Kuznecov likes art, poetry, and music. And strings consisting of lowercase English letters. Recently, Kuznecov has found two strings, $ a $ and $ b $ , of lengths $ n $ and $ m $ respectively. They consist of lowercase English letters and no character is contained in both strings. Let another string $ c $ be initially empty. Kuznecov can do the following two types of operations: - Choose any character from the string $ a $ , remove it from $ a $ , and add it to the end of $ c $ . - Choose any character from the string $ b $ , remove it from $ b $ , and add it to the end of $ c $ . But, he can not do more than $ k $ operations of the same type in a row. He must perform operations until either $ a $ or $ b $ becomes empty. What is the lexicographically smallest possible value of $ c $ after he finishes? A string $ x $ is lexicographically smaller than a string $ y $ if and only if one of the following holds: - $ x $ is a prefix of $ y $ , but $ x \neq y $ ; - in the first position where $ x $ and $ y $ differ, the string $ x $ has a letter that appears earlier in the alphabet than the corresponding letter in $ y $ .

There are several test cases in the input data. The first line contains a single integer $ t $ ( $ 1 \leq t \leq 100 $ ) — the number of test cases. This is followed by the test cases description. The first line of each test case contains three integers $ n $ , $ m $ , and $ k $ ( $ 1\leq n,m,k \leq 100 $ ) — parameters from the statement. The second line of each test case contains the string $ a $ of length $ n $ . The third line of each test case contains the string $ b $ of length $ m $ . The strings contain only lowercase English letters. It is guaranteed that no symbol appears in $ a $ and $ b $ simultaneously.

In each test case, output a single string $ c $ — the answer to the problem.

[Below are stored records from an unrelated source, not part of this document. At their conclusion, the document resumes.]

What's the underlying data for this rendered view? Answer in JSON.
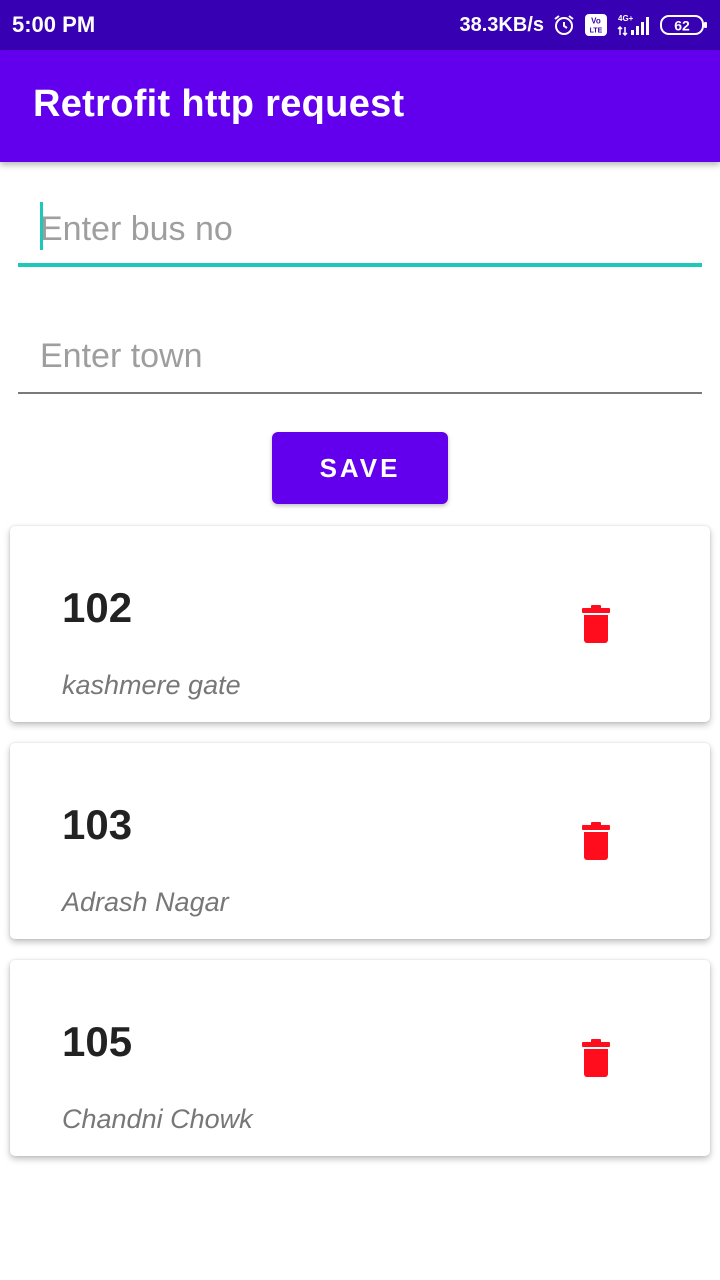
{
  "status_bar": {
    "time": "5:00 PM",
    "network_speed": "38.3KB/s",
    "icons": [
      "alarm-icon",
      "volte-icon",
      "4g-signal-icon",
      "battery-icon"
    ],
    "volte_label": "Vo LTE",
    "network_type": "4G+",
    "battery_level": "62"
  },
  "app_bar": {
    "title": "Retrofit http request"
  },
  "form": {
    "bus_no_placeholder": "Enter bus no",
    "town_placeholder": "Enter town",
    "save_label": "SAVE"
  },
  "buses": [
    {
      "number": "102",
      "town": "kashmere gate",
      "action_icon": "delete-icon"
    },
    {
      "number": "103",
      "town": "Adrash Nagar",
      "action_icon": "delete-icon"
    },
    {
      "number": "105",
      "town": "Chandni Chowk",
      "action_icon": "delete-icon"
    }
  ],
  "colors": {
    "status_bar": "#3700b3",
    "primary": "#6200ee",
    "accent": "#1ec8b9",
    "delete": "#ff0d1d"
  }
}
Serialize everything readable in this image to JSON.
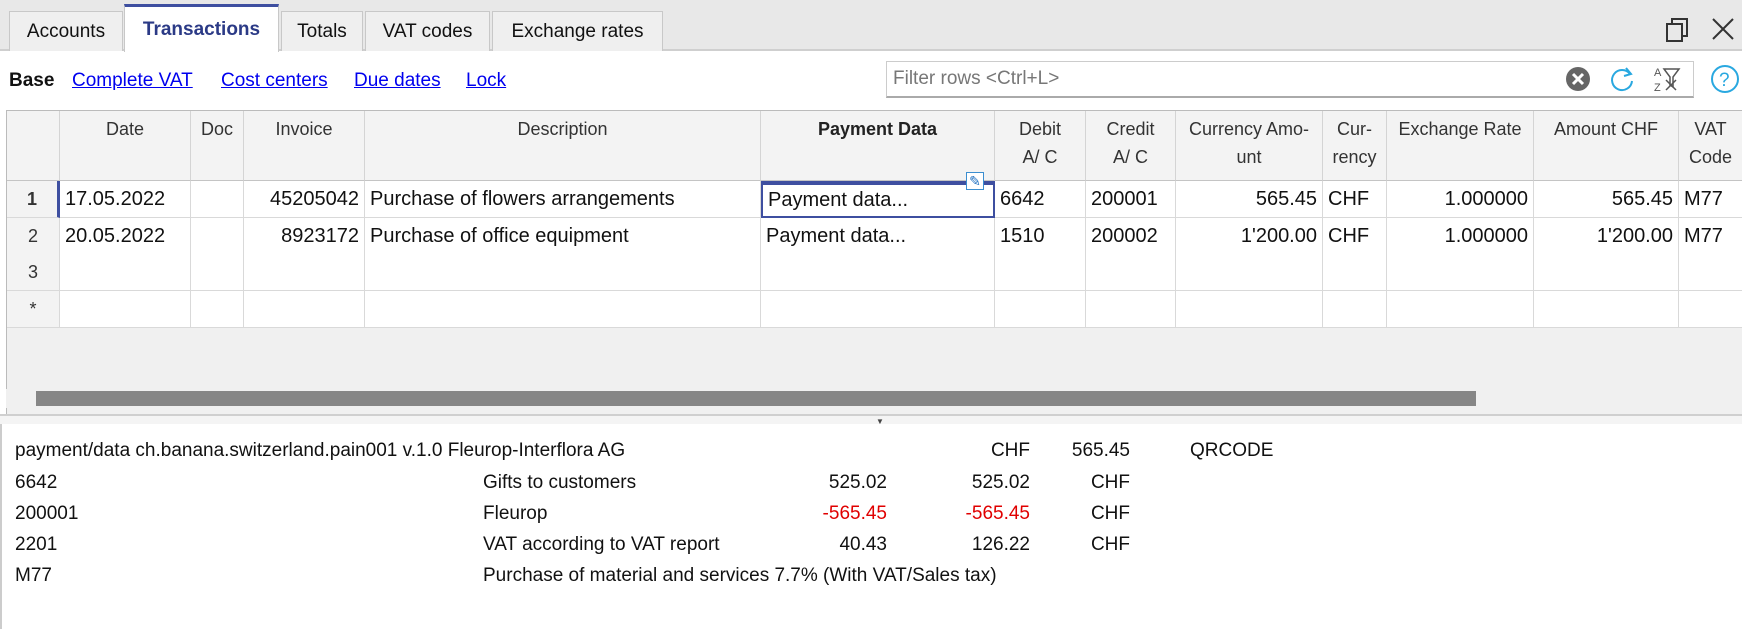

In the first test case, it is optimal to take two 'a's from the string $ a $ and add them to the string $ c $ . Then it is forbidden to take more characters from $ a $ , hence one character 'b' from the string $ b $ has to be taken. Following that logic, we end up with $ c $ being 'aabaabaa' when string $ a $ is emptied. In the second test case it is optimal to take as many 'a's from string $ a $ as possible, then take as many 'b's as possible from string $ b $ . In the end, we take two 'c's from the string $ a $ emptying it.